Documenting what task is running on a virtual server would be nearly impossible because a given task 'might not be there tomorrow,' he said. Daley said that ASM could help IT staffers know when a mission-critical application begins to fail so that additional memory or processing power could be found on another virtual server.

Rich Ptak, an analyst at Ptak, Noel & Associates in Amherst, N.H., said CA might be unique in offering such a complete package of capabilities in a single tool, but other management vendors such as IBM's Tivoli Software unit, HP and BMC Software Inc. will probably compete. "A lot of folks in IT assumed that just implementing virtualization was going to solve all their problems, when, in fact, it introduces the need for even more management" software, he said.

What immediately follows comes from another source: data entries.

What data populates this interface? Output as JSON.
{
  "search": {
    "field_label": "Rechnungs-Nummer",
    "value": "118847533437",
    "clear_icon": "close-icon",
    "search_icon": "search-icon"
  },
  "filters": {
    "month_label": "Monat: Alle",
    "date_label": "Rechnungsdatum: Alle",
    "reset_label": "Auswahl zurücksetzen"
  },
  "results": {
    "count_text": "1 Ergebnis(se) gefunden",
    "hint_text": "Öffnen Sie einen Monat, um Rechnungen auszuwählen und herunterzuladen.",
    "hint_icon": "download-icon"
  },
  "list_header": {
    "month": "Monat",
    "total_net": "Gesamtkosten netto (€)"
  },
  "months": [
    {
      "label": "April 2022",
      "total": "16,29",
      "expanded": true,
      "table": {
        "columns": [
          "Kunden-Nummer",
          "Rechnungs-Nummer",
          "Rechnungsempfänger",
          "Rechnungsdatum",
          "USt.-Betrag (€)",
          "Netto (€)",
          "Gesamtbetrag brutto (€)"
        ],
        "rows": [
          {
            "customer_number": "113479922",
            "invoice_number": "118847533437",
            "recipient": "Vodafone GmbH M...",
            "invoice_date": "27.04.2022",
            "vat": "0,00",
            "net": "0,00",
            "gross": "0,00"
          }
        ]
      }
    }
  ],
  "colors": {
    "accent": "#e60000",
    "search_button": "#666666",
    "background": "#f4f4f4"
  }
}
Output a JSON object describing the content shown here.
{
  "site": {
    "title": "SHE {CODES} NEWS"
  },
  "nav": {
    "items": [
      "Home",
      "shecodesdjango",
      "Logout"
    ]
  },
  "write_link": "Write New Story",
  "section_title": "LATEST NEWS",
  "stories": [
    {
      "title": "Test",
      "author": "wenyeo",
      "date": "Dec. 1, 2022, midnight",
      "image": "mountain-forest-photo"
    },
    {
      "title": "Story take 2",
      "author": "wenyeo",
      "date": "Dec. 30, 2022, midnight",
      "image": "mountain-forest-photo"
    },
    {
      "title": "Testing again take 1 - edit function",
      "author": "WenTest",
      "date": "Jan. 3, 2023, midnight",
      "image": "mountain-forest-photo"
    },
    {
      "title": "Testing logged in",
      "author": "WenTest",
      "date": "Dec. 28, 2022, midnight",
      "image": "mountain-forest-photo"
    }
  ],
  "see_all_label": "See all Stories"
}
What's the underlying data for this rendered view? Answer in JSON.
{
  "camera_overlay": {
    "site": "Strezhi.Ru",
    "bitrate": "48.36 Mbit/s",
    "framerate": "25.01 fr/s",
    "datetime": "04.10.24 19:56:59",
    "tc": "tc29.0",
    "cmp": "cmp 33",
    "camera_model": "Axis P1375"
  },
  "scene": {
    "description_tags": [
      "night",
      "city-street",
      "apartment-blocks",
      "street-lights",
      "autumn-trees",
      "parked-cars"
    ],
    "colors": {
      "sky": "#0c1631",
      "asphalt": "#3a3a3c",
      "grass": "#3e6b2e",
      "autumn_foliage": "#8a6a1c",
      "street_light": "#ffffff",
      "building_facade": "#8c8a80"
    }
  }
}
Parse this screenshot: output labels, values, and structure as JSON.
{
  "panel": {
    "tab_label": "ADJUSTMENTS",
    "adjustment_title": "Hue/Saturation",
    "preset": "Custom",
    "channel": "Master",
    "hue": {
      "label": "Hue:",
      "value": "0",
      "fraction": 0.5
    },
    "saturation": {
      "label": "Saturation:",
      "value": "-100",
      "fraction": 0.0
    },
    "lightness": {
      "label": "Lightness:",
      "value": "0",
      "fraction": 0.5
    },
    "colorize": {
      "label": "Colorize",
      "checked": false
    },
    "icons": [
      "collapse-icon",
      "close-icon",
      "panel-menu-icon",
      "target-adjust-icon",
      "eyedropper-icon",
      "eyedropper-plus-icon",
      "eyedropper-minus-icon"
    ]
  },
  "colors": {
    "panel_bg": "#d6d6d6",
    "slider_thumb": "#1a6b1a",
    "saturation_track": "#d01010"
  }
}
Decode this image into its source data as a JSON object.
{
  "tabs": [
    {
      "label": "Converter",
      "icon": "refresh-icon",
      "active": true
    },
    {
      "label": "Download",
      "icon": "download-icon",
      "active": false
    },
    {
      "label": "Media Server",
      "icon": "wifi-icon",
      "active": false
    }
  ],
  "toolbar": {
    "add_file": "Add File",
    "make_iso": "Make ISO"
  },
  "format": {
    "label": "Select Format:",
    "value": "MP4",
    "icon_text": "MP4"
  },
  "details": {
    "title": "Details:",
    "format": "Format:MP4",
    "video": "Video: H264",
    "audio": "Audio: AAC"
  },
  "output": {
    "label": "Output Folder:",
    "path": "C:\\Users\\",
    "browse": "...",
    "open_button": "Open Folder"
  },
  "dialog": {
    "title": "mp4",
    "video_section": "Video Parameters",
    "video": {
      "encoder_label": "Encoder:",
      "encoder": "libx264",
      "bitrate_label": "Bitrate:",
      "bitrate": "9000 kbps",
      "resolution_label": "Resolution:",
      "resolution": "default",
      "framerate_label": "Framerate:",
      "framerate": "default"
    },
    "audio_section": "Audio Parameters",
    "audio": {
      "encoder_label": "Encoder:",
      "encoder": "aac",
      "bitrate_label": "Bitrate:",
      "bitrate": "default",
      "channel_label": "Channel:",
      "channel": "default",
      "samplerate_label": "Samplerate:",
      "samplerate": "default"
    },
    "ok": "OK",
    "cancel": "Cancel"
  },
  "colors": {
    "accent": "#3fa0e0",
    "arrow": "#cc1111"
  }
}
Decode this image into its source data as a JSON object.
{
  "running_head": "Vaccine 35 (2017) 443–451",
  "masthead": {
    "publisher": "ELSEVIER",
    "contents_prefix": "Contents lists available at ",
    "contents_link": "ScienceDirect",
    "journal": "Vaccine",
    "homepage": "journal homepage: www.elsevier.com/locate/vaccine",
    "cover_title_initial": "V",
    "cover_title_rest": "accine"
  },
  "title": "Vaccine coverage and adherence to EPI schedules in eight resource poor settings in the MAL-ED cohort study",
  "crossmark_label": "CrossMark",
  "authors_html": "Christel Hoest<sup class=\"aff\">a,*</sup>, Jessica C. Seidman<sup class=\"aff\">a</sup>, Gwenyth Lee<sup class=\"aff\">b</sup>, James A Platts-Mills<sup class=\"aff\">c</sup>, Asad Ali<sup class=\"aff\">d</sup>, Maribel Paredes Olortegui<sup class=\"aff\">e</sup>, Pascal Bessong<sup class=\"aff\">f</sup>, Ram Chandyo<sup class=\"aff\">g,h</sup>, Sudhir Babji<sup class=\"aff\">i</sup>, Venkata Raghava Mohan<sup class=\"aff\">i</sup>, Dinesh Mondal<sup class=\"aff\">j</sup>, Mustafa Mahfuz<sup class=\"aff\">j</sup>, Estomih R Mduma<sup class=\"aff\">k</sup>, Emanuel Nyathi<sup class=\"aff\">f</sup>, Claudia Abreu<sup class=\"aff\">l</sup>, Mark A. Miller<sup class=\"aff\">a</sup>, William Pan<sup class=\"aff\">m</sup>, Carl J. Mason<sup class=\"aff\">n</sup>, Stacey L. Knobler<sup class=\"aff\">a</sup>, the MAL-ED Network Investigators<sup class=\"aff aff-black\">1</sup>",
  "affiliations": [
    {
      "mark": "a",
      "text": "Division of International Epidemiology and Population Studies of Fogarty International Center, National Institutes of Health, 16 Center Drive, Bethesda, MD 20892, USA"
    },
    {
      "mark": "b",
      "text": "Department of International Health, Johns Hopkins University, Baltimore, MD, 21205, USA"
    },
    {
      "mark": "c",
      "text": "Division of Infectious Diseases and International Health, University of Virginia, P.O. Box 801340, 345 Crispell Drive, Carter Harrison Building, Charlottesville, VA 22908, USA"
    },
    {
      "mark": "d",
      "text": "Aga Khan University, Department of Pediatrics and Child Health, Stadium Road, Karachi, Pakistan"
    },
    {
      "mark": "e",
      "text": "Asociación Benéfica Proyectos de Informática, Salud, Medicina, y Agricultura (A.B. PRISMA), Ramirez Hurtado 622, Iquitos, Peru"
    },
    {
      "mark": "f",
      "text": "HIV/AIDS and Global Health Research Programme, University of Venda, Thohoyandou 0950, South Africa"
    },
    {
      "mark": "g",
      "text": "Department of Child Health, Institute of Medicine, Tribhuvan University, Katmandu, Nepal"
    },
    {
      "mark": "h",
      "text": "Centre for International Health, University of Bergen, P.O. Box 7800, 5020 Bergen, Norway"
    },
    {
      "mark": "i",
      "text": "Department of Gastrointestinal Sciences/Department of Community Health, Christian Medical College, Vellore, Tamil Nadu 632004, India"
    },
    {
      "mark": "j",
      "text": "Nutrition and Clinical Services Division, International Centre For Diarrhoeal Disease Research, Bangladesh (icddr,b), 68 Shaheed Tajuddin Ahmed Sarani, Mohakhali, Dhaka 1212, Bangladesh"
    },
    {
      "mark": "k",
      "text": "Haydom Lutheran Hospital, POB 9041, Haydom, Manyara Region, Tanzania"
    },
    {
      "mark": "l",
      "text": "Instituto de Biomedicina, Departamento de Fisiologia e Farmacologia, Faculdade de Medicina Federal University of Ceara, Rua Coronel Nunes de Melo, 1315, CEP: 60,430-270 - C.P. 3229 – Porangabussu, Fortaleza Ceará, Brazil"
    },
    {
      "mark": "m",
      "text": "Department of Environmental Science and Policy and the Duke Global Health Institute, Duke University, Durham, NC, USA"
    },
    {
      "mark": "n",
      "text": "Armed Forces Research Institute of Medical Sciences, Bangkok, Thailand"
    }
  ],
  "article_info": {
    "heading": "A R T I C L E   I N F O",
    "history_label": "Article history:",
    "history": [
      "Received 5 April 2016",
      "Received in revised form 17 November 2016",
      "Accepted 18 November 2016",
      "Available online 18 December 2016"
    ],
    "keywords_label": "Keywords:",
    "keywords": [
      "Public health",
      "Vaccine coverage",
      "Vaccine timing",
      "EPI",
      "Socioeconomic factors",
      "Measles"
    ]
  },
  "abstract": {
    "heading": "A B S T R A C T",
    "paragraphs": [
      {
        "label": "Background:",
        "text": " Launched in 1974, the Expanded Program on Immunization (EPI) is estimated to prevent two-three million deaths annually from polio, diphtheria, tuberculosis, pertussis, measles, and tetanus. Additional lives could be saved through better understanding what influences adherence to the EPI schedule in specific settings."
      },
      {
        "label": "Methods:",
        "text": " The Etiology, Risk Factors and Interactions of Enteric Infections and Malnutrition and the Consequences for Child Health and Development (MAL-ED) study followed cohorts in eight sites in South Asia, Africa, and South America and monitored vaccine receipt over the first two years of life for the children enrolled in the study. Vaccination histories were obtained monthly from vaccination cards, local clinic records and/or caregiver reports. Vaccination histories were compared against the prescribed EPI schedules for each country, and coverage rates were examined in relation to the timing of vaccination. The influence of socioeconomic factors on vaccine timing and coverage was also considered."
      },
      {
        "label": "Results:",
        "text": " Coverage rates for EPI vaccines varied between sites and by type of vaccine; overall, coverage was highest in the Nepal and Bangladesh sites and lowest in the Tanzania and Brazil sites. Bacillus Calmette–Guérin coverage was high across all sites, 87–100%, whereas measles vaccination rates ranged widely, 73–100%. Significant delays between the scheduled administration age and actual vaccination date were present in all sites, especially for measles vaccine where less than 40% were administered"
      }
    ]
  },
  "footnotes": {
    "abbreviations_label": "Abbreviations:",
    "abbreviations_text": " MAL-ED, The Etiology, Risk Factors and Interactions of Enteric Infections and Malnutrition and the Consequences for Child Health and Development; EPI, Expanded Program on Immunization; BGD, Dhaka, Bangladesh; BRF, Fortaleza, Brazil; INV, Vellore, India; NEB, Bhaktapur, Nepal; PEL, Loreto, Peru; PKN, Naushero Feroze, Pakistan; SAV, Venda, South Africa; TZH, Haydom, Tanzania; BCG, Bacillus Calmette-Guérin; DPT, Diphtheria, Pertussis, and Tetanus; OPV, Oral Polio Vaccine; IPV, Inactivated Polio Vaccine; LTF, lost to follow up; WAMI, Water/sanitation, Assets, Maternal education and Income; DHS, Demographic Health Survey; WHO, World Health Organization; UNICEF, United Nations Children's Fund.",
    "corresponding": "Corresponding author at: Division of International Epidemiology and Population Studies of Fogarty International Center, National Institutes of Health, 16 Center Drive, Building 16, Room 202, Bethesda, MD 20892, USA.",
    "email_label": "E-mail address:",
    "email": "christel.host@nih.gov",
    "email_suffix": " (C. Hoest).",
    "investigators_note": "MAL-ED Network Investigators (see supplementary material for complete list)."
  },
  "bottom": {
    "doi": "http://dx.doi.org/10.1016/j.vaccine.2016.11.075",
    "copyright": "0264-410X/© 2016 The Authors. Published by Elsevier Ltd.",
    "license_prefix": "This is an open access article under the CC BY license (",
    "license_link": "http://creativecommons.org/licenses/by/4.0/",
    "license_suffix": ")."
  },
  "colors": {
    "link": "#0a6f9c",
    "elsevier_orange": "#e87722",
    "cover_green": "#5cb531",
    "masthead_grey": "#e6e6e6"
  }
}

Ptak said that if an IT shop is planning to use only one virtualization vendor, the ASM product wouldn't make sense. Conversely, an IT group might decide to standardize on one virtualization vendor to avoid the need for CA's ASM product, which also requires installing Network Systems Management.

Market research company IDC is predicting an acceleration in IT shops that use several virtualization products for next year, said Stephen Elliot, an IDC analyst. He advised that IT managers make purchases of management software a priority in coming budgets.